WordPress has launched model 6.4.2 that addresses a distant code execution (RCE) vulnerability that might be chained with one other flaw to permit attackers run arbitrary PHP code on the goal web site.
WordPress is a extremely common open-source content material administration system (CMS) used for creating and managing web sites. It’s at the moment utilized by greater than 800 million websites, accounting for about 45% of all websites on the web.
The venture’s security staff found a Property Oriented Programming (POP) chain vulnerability that was launched in WordPress core 6.4, which beneath sure situations may enable arbitrary PHP code execution.
A POP chain requires an attacker to manage all of the properties of a deserialized object, which is feasible with PHP’s unserialize() perform. A consequence of that is the chance to hijack the appliance’s movement by controlling the values despatched to megic strategies reminiscent of ‘_wakeup()‘.
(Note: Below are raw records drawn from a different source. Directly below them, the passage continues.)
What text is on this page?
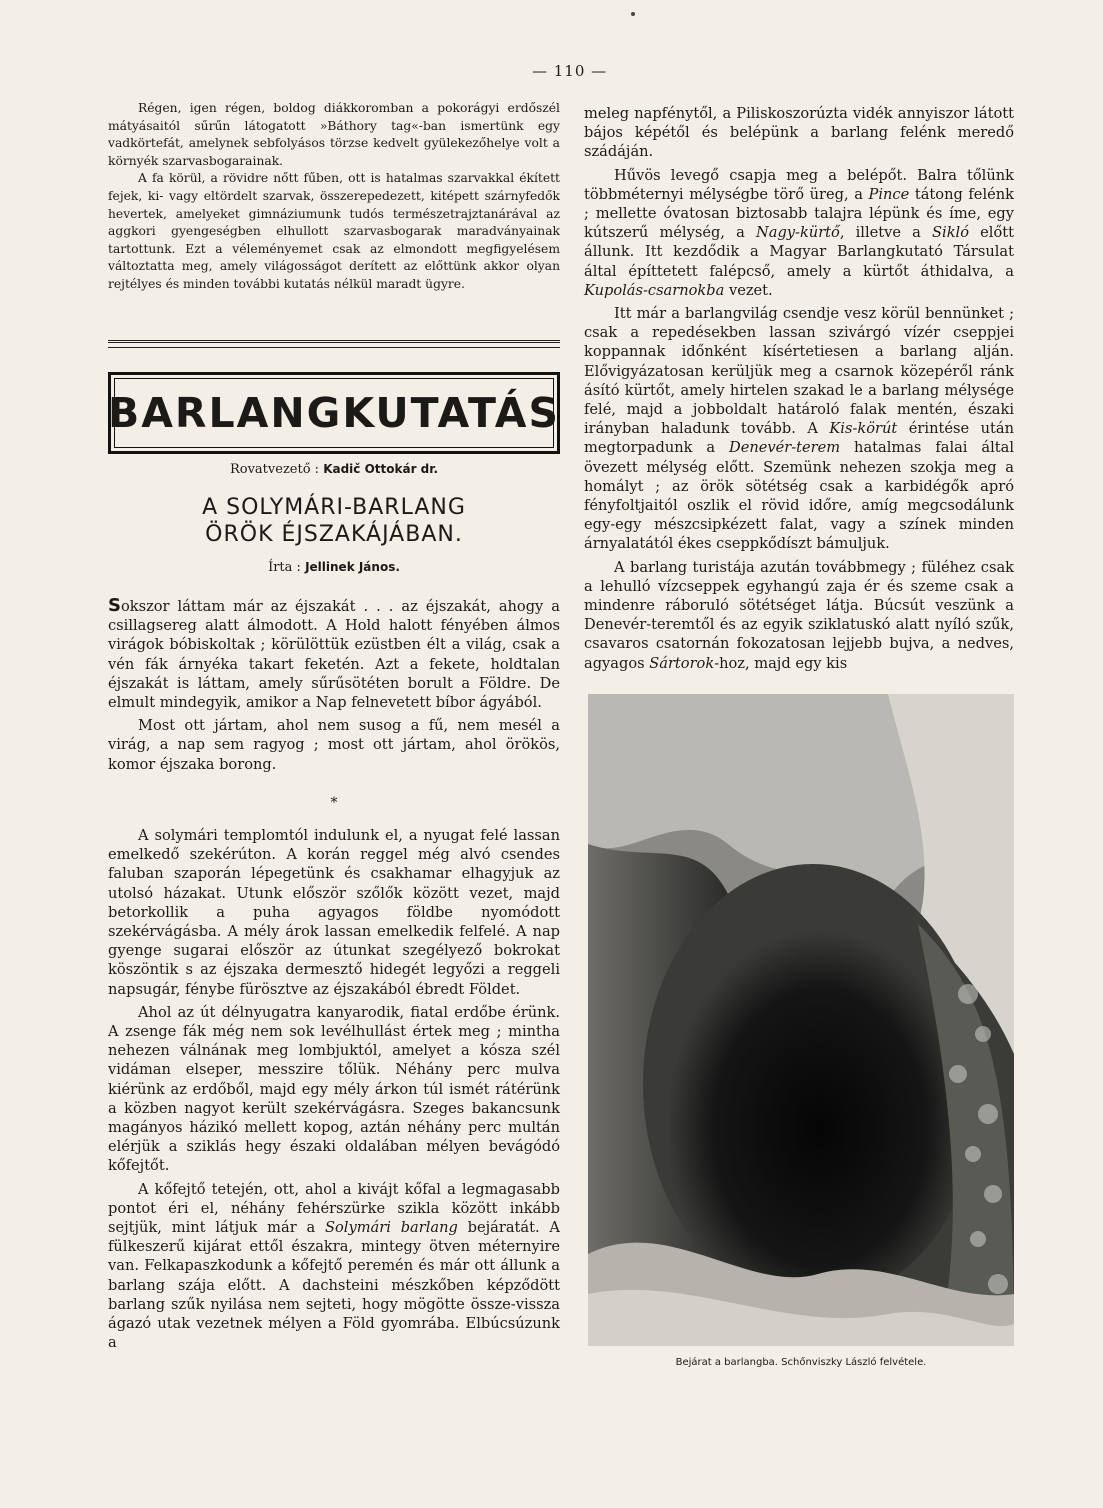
— 110 —

Régen, igen régen, boldog diákkoromban a pokorágyi erdőszél mátyásaitól sűrűn látogatott »Báthory tag«-ban ismertünk egy vadkörtefát, amelynek sebfolyásos törzse kedvelt gyülekezőhelye volt a környék szarvasbogarainak.

A fa körül, a rövidre nőtt fűben, ott is hatalmas szarvakkal ékített fejek, ki- vagy eltördelt szarvak, összerepedezett, kitépett szárnyfedők hevertek, amelyeket gimnáziumunk tudós természetrajztanárával az aggkori gyengeségben elhullott szarvasbogarak maradványainak tartottunk. Ezt a véleményemet csak az elmondott megfigyelésem változtatta meg, amely világosságot derített az előttünk akkor olyan rejtélyes és minden további kutatás nélkül maradt ügyre.

BARLANGKUTATÁS
Rovatvezető : Kadič Ottokár dr.
A SOLYMÁRI-BARLANG
ÖRÖK ÉJSZAKÁJÁBAN.
Írta : Jellinek János.

Sokszor láttam már az éjszakát . . . az éjszakát, ahogy a csillagsereg alatt álmodott. A Hold halott fényében álmos virágok bóbiskoltak ; körülöttük ezüstben élt a világ, csak a vén fák árnyéka takart feketén. Azt a fekete, holdtalan éjszakát is láttam, amely sűrűsötéten borult a Földre. De elmult mindegyik, amikor a Nap felnevetett bíbor ágyából.

Most ott jártam, ahol nem susog a fű, nem mesél a virág, a nap sem ragyog ; most ott jártam, ahol örökös, komor éjszaka borong.

*

A solymári templomtól indulunk el, a nyugat felé lassan emelkedő szekérúton. A korán reggel még alvó csendes faluban szaporán lépegetünk és csakhamar elhagyjuk az utolsó házakat. Utunk először szőlők között vezet, majd betorkollik a puha agyagos földbe nyomódott szekérvágásba. A mély árok lassan emelkedik felfelé. A nap gyenge sugarai először az útunkat szegélyező bokrokat köszöntik s az éjszaka dermesztő hidegét legyőzi a reggeli napsugár, fénybe fürösztve az éjszakából ébredt Földet.

Ahol az út délnyugatra kanyarodik, fiatal erdőbe érünk. A zsenge fák még nem sok levélhullást értek meg ; mintha nehezen válnának meg lombjuktól, amelyet a kósza szél vidáman elseper, messzire tőlük. Néhány perc mulva kiérünk az erdőből, majd egy mély árkon túl ismét rátérünk a közben nagyot került szekérvágásra. Szeges bakancsunk magányos házikó mellett kopog, aztán néhány perc multán elérjük a sziklás hegy északi oldalában mélyen bevágódó kőfejtőt.

A kőfejtő tetején, ott, ahol a kivájt kőfal a legmagasabb pontot éri el, néhány fehérszürke szikla között inkább sejtjük, mint látjuk már a Solymári barlang bejáratát. A fülkeszerű kijárat ettől északra, mintegy ötven méternyire van. Felkapaszkodunk a kőfejtő peremén és már ott állunk a barlang szája előtt. A dachsteini mészkőben képződött barlang szűk nyilása nem sejteti, hogy mögötte össze-vissza ágazó utak vezetnek mélyen a Föld gyomrába. Elbúcsúzunk a

meleg napfénytől, a Piliskoszorúzta vidék annyiszor látott bájos képétől és belépünk a barlang felénk meredő szádáján.

Hűvös levegő csapja meg a belépőt. Balra tőlünk többméternyi mélységbe törő üreg, a Pince tátong felénk ; mellette óvatosan biztosabb talajra lépünk és íme, egy kútszerű mélység, a Nagy-kürtő, illetve a Sikló előtt állunk. Itt kezdődik a Magyar Barlangkutató Társulat által építtetett falépcső, amely a kürtőt áthidalva, a Kupolás-csarnokba vezet.

Itt már a barlangvilág csendje vesz körül bennünket ; csak a repedésekben lassan szivárgó vízér cseppjei koppannak időnként kísértetiesen a barlang alján. Elővigyázatosan kerüljük meg a csarnok közepéről ránk ásító kürtőt, amely hirtelen szakad le a barlang mélysége felé, majd a jobboldalt határoló falak mentén, északi irányban haladunk tovább. A Kis-körút érintése után megtorpadunk a Denevér-terem hatalmas falai által övezett mélység előtt. Szemünk nehezen szokja meg a homályt ; az örök sötétség csak a karbidégők apró fényfoltjaitól oszlik el rövid időre, amíg megcsodálunk egy-egy mészcsipkézett falat, vagy a színek minden árnyalatától ékes cseppkődíszt bámuljuk.

A barlang turistája azután továbbmegy ; füléhez csak a lehulló vízcseppek egyhangú zaja ér és szeme csak a mindenre ráboruló sötétséget látja. Búcsút veszünk a Denevér-teremtől és az egyik sziklatuskó alatt nyíló szűk, csavaros csatornán fokozatosan lejjebb bujva, a nedves, agyagos Sártorok-hoz, majd egy kis

Bejárat a barlangba. Schőnviszky László felvétele.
The security situation requires the existence of a PHP object injection flaw on the goal web site, which might be current on a plugin or theme add-on, to attain a important severity.
A PSA by WordPress security specialists at Wordfence gives some extra technical particulars on the issue, explaining that the problem is within the ‘WP_HTML_Token’ class, launched in WordPress 6.4 to enhance HTML parsing within the block editor.
The category contained a ‘__destruct‘ magic technique, which used ‘call_user_func’ to execute a perform outlined within the ‘on_destroy’ property, with ‘bookmark_name‘ as an argument.
An attacker exploiting an object injection vulnerability may acquire management over these properties to execute arbitrary code, the researchers say.
Though the flaw isn’t important by itself, because of the want for object injection on put in and energetic plugins or themes, the presence of an exploitable POP chain in WordPress core considerably will increase the general threat for WordPress websites.
One other notification from Patchstack security platform for WordPress and plugins highlights that an exploit chain for this situation was uploaded a number of weeks in the past on GitHub and later added to the PHPGGC library, which is utilized in PHP utility security testing.
Even when the vulnerability is doubtlessly important and it’s exploitable beneath sure circumstances, researchers advocate admins replace to the most recent WordPress model. Even when most updates set up the brand new model robotically, researchers advise checking manually if the replace accomplished.